Speaking in an interview, he said, “those who are absconding may be absconding for reasons best known to themselves, but they will have health implications."

“We have people who have gone and come back in a worse state; in some cases they are brought in dead. So if you have not been totally managed, please do not abscond,” he appealed.

He said some had the wrong impression that cholera could be managed by simple rehydration, “but it is not the rehydration that comes by simply drinking water as and when, it has to be a monitored rehydration."

He reminded patients that they would be doing themselves no good by leaving the hospital while being managed only to return in a worst state.

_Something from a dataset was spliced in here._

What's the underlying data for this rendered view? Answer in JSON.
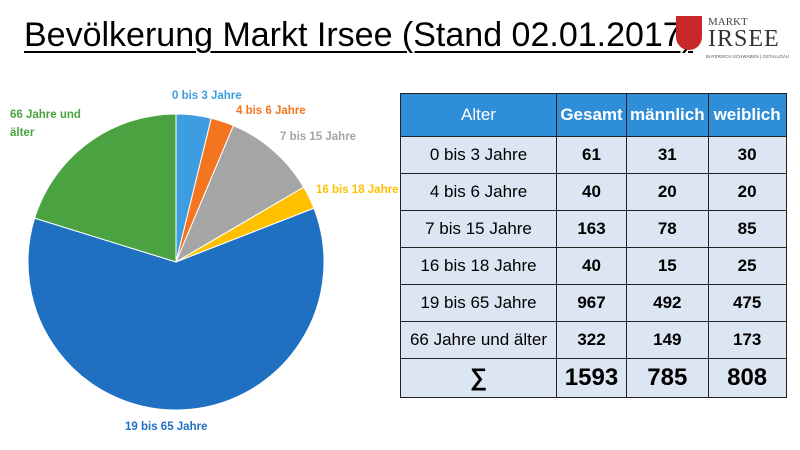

Dr Ofori-Amankwah assured the public that cholera treatment was free, even though in some cases where a facility ran out of essentials such as ORS and some drugs the patients needed immediately, relatives might be given prescription to buy outside.

As of Monday, August 25, 2014, the hospital had recorded 1,154 cholera cases since the first case was reported about 10 weeks ago, with 13 deaths.

The hospital is overwhelmed with the numbers brought in daily that it has to recall nurses on leave to help manage the situation.

The facility is inundated with cholera patients such that plastic chairs, wheelchairs and benches are being used as improvised hospital beds for cholera patients.

Not even an abundant car park has been spared as a male cholera bay.

He said the hospital needed mobile toilet facilities exclusively for the cholera patients to ensure that they did not mingle with others.

“With the mobile toilet, we can just mount them on the platform by the bay so that the patients do not have to walk to the main building to have access to a toilet facility,” he explained.